Caucasus Nature Fund
- Founded: 2007
- Founders: Conservation International, Federal Ministry for Economic Cooperation and Development(BMZ), World Wide Fund for Nature (WWF)
- Type: Conservation Trust Fund
- Focus: Protected Areas
- Location(s): Frankfurt am Main, Germany and Tbilisi, Georgia;
- Region served: Armenia, Azerbaijan, Georgia
- Endowment: € 24,2 (2017)

= Caucasus Nature Fund =

Founded in 2007, the Caucasus Nature Fund (CNF), is a German non-profit organization that supports the protected areas in the South Caucasus countries of Armenia, Azerbaijan and Georgia. The fund's mission is to provide long-term funding for operating costs, improved management and sustainable development of the region's protected areas. The trust works through public-private partnerships with the three governments by matching, but not exceeding the State budgets. This ensures each side is committing long-term support for the protected areas.

Headquartered in Frankfurt am Main, Germany, with program offices in Tbilisi, Georgia and Yerevan, Armenia, the trust supports 18 protected areas across the three countries.

== Caucasus Biodiversity Hotspot ==

The Caucasus Ecoregion is one of the most biologically rich regions on Earth. Home to an unusually high number of endemic plant and animal species, it ranks as one of the world's biodiversity “hotspots" according to both Conservation International and WWF.

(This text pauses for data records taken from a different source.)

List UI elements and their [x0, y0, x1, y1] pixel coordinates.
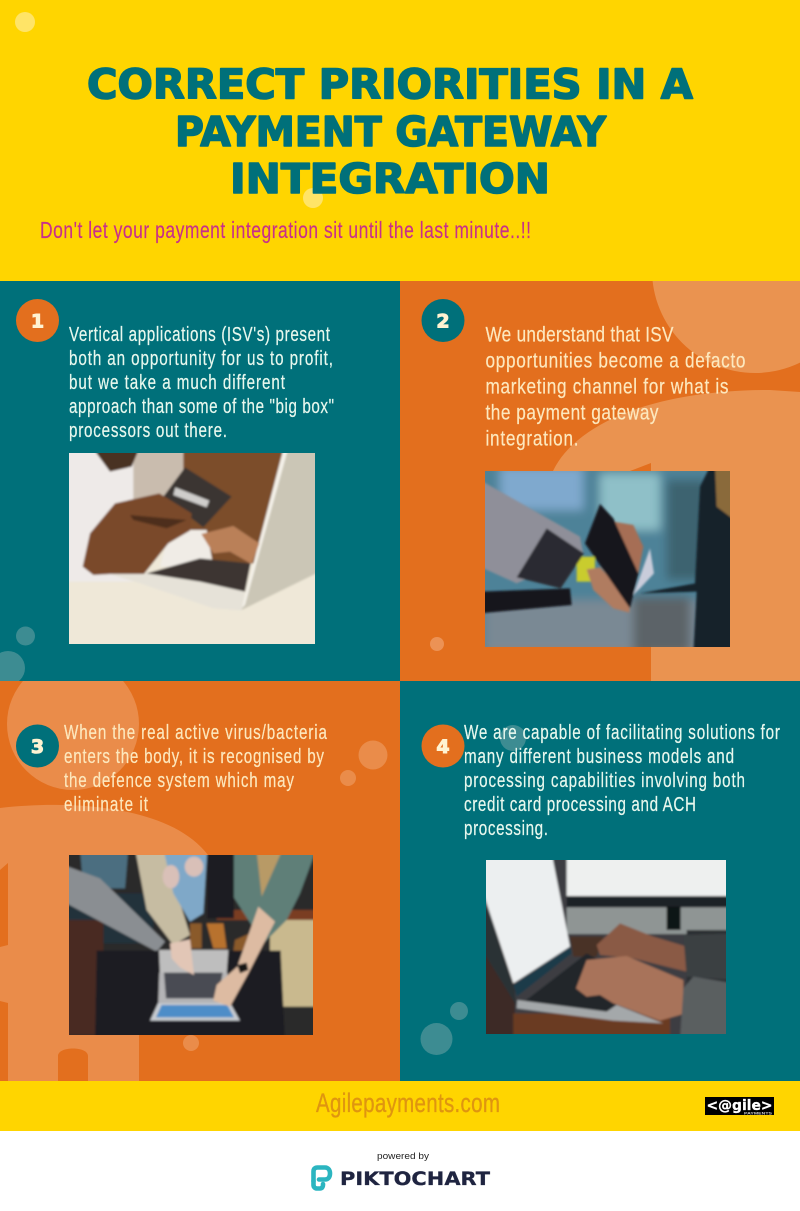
text: step 1: processors out there. [69, 419, 227, 442]
text: step 1: but we take a much different [69, 371, 285, 394]
title [87, 60, 693, 203]
photo: phone payment at reader [485, 471, 730, 647]
badge: number 2 [422, 299, 464, 342]
text: step 2: integration. [486, 427, 579, 451]
title: CORRECT PRIORITIES IN A [87, 60, 693, 108]
badge: number 4 [422, 724, 464, 768]
text: step 3: the defence system which may [64, 769, 294, 792]
badge: number 1 [16, 299, 59, 342]
text: step 4: credit card processing and ACH [464, 793, 696, 816]
badge: number 4: 4 [436, 736, 450, 758]
text: step 4: processing. [464, 817, 548, 840]
text: step 4: We are capable of facilitating solutions for [464, 721, 780, 744]
text: step 2: We understand that ISV [486, 323, 674, 347]
header panel [0, 0, 800, 281]
website link: Agilepayments.com [316, 1088, 500, 1119]
badge: number 3: 3 [31, 736, 44, 758]
logo: agile payments: <@gile> [706, 1098, 772, 1114]
photo: hand holding card at laptop [69, 453, 315, 644]
icon: piktochart logo [314, 1168, 330, 1188]
badge: number 2: 2 [436, 310, 450, 332]
text: step 4 [464, 721, 780, 840]
title: INTEGRATION [230, 155, 550, 203]
text: step 2: opportunities become a defacto [486, 349, 746, 373]
text: step 1 [69, 323, 334, 442]
text: step 3: eliminate it [64, 793, 148, 816]
footer: powered by piktochart [0, 1131, 800, 1211]
text: step 2: the payment gateway [486, 401, 659, 425]
text: step 1: approach than some of the "big box" [69, 395, 334, 418]
text: step 4: many different business models and [464, 745, 734, 768]
text: step 3: enters the body, it is recognised by [64, 745, 324, 768]
title: PAYMENT GATEWAY [175, 108, 607, 156]
text: step 2: marketing channel for what is [486, 375, 729, 399]
badge: number 1: 1 [31, 310, 44, 332]
powered by label: powered by [377, 1151, 429, 1162]
text: step 3 [64, 721, 327, 816]
panel: step 2 [400, 281, 800, 681]
subtitle: Don't let your payment integration sit until the last minute..!! [40, 219, 531, 244]
photo: typing on a laptop [486, 860, 726, 1034]
footer band [0, 1081, 800, 1131]
text: step 1: Vertical applications (ISV's) present [69, 323, 330, 346]
photo: group around a laptop [69, 855, 313, 1035]
piktochart wordmark: PIKTOCHART [340, 1169, 490, 1190]
text: step 4: processing capabilities involving both [464, 769, 745, 792]
panel: step 4 [400, 681, 800, 1081]
panel: step 3 [0, 658, 400, 1081]
panel: step 1 [0, 281, 400, 685]
badge: number 3 [16, 724, 59, 768]
text: step 3: When the real active virus/bacteria [64, 721, 327, 744]
text: step 2 [486, 323, 746, 451]
logo: agile payments: PAYMENTS [744, 1112, 773, 1116]
text: step 1: both an opportunity for us to profit, [69, 347, 333, 370]
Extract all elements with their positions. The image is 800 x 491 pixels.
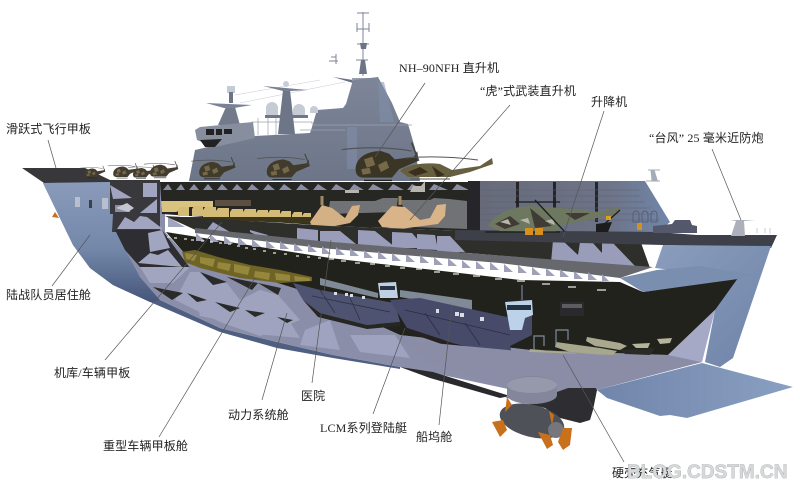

Formed by the isthmus between the Black and Caspian Seas, the Caucasus ecoregion is a biological crossroads, where plant and animal species from Europe, Central Asia, the Middle East, and North Africa mingle with endemic species found nowhere else on earth. About the size of France, the hotspot spans 500,000 square kilometers including Armenia, Azerbaijan and Georgia, as well as small portions of Russia, Iran and Turkey. Amazingly, this relatively small area holds 9 climate zones from semi-desert to high altitude tundra, from alpine meadow to deep forest. Here you can find over 6,400 plant species, 348 birds, 131 mammals, 86 reptiles, 17 amphibians and 127 freshwater fishes.

== Funding activities ==
In 2022, CNF awarded four subdivisions of Armenia's Ministry of the Environment €335,000 to cover expenses. €142,500 was allocated to the Zangezur Biosphere Complex, €80,000 to Khosrov Forest State Reserve, €82,500 to Dilijan National Park, and €30,000 to Lake Arpi National Park.

== Notable Board Members ==

A notable advisory board member is Gabriela Von Habsburg, the granddaughter of Charles I, last emperor of Austria.